Mixed communities policy needed - Earl Samuels
Barbara Peart, a Jamaican living in the United States, visits the island up to three times each year with her retired husband.
However, as Mrs Peart nears retirement, the couple has been entertaining the thought of returning permanently to Jamaica.
"I'd really love to retire here, and visit over there instead," Mrs Peart stated, raising her concern at a session about housing and services at the recently held Sixth Biennial Jamaica Diaspora Conference in Montego Bay, St James.
But, often, when she considers the move, one concern races through her mind over and over. Her retired husband isn't in the best of health and she is concerned that he may not receive adequate medical care if they make the decision to live in Jamaica.
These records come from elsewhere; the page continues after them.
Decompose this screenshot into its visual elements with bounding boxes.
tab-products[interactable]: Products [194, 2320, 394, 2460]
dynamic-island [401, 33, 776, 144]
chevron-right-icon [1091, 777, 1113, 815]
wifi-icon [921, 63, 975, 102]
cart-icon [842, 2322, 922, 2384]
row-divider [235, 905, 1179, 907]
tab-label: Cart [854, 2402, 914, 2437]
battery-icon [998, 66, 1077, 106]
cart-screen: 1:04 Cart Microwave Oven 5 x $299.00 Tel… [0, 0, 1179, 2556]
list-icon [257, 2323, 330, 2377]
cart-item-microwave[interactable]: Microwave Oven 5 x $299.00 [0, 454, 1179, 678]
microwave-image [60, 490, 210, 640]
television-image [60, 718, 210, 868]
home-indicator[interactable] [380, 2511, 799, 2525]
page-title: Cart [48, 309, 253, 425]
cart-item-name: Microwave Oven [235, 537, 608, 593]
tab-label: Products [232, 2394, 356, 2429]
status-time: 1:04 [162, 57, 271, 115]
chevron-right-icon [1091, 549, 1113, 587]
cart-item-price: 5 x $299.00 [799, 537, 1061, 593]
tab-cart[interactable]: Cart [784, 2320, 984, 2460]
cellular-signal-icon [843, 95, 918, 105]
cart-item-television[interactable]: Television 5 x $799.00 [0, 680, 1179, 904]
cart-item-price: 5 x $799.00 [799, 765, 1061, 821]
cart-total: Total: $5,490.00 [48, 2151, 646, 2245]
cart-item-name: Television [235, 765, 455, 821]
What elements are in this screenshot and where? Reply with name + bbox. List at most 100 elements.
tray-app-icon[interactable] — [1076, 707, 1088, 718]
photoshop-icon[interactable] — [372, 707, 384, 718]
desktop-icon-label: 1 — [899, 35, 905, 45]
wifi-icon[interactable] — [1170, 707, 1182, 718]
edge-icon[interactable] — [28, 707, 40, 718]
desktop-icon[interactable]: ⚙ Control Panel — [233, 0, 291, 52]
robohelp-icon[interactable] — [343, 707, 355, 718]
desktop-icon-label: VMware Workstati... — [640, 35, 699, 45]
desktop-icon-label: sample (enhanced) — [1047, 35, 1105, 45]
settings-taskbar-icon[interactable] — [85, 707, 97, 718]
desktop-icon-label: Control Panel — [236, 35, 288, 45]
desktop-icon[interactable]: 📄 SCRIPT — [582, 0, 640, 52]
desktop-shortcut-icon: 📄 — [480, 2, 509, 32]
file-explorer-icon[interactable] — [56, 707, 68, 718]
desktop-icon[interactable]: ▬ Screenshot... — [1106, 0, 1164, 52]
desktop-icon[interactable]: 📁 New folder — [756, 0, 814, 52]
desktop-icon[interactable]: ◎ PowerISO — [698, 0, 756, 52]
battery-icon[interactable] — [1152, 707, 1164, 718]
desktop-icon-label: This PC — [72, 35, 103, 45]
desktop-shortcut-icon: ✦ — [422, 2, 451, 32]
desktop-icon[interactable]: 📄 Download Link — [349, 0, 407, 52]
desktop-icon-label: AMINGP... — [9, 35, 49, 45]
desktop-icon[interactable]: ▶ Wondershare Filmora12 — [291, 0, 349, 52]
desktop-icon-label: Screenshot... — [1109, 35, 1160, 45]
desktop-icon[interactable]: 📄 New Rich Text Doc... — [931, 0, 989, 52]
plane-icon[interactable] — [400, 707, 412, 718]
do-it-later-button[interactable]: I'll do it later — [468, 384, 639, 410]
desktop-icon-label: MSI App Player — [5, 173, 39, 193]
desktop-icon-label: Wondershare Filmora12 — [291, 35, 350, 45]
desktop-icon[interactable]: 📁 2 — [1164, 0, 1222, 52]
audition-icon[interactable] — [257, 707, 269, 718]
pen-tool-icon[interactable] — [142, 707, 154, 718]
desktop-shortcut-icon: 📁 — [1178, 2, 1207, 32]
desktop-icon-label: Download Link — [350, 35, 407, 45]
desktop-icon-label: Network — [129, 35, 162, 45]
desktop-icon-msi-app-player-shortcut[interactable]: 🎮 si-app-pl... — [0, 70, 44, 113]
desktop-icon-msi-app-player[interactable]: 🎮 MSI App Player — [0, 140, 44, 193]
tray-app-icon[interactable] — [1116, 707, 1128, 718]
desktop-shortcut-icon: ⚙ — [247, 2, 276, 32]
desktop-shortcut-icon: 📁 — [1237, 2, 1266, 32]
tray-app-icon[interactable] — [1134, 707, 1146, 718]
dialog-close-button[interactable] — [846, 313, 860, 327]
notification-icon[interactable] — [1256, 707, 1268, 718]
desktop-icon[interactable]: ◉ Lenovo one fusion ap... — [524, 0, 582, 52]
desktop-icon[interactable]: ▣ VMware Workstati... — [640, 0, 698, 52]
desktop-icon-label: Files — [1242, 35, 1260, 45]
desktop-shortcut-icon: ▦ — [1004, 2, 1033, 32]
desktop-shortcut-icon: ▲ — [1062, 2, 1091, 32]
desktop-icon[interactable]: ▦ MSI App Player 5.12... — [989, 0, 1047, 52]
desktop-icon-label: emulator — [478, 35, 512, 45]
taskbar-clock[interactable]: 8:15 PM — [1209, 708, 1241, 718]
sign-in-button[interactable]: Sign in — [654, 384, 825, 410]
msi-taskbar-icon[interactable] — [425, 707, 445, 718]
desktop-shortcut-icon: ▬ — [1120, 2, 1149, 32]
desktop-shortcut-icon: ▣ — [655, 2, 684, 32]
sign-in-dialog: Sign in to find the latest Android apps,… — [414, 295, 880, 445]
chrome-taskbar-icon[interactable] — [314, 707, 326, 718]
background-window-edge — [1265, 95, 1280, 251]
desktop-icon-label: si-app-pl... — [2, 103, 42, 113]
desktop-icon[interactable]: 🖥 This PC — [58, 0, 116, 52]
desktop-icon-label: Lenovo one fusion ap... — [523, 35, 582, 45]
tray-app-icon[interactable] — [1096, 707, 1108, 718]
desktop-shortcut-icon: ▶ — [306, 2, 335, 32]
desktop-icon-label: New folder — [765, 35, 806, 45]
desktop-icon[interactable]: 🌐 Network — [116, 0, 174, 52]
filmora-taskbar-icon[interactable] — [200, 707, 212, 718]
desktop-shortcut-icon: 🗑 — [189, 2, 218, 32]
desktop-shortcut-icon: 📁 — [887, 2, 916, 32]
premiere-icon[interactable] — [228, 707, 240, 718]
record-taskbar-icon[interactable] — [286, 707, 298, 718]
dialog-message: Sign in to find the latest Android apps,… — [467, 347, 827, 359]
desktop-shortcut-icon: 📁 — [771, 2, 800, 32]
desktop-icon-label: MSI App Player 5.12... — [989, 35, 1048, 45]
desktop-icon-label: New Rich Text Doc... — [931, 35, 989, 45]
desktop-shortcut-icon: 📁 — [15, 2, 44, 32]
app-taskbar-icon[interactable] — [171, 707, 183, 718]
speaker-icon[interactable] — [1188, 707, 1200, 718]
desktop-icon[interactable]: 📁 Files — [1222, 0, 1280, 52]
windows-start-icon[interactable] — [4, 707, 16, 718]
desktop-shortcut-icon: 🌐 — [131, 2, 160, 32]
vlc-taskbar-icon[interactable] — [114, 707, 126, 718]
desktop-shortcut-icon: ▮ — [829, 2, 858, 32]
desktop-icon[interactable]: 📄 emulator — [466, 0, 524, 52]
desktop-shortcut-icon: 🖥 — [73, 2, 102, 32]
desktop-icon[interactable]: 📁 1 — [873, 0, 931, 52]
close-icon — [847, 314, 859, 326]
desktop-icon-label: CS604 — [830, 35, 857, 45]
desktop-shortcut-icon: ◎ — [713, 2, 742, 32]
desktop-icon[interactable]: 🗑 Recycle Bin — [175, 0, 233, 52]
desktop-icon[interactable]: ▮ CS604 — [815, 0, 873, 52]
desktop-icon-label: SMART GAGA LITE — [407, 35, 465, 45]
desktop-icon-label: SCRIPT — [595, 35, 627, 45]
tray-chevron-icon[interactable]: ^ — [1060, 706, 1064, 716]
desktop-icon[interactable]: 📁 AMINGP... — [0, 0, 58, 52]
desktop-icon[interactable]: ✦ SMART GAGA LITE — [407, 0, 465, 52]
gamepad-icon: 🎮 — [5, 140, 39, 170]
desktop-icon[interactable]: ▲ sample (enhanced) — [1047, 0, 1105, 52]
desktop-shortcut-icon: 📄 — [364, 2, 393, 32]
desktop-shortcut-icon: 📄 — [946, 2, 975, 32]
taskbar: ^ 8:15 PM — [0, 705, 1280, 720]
Her apprehension is based on the distance from their home to a public hospital and the general state of resources in the country's medical system.
That is an area of concern which Earl Samuels, assistant general manager with responsibility for finance and mortgage operations at the Jamaica National Building Society, believes warrants reviving national discussions about creating policies that can encourage the establishment of mixed communities.
"That concept is still on the drawing board and we need to lobby Government to develop it," said Samuels, one of the country's leading authorities on housing development.
He explained that mixed communities or mixed real estate development is an approach which takes into account zoned areas, which are developed with a combination of residential housing, commercial and quasi-governmental activity; and, to some extent, industrial activity.
These communities provide
certain benefits for residents such as greater housing variety and
Mixed communities also reduce the distance people have to travel from home to work and to access goods and services. According to Samuels, the concept is not a new one and is the approach used in many urban areas in developed countries.
The model already exists in some measure in parts of Jamaica. Samuels posited, however, that there is need for policies to improve standards and treat with growing urban developmental challenges resulting from unplanned housing.
Need highlighted years ago
He said the need for policy isn't a new recommendation either as it had been highlighted in a study done among members of the diaspora community some years ago.
It is an approach which
private developers Richmond Development Company endorses and has implemented in its St Ann-based real estate development. The company is now in the process of adding a medical centre to its amenities, which already provides access to certain recreational, office and store facilities, including a recently completed supermarket.
"What we are hoping to do is have offices for good general medical practitioners, a diagnostic centre and speciality facilities. It won't be as large as a hospital, but where you can receive quality initial care before you need to go to a hospital," said F. Steve Bennett, manager of Richmond Development Company.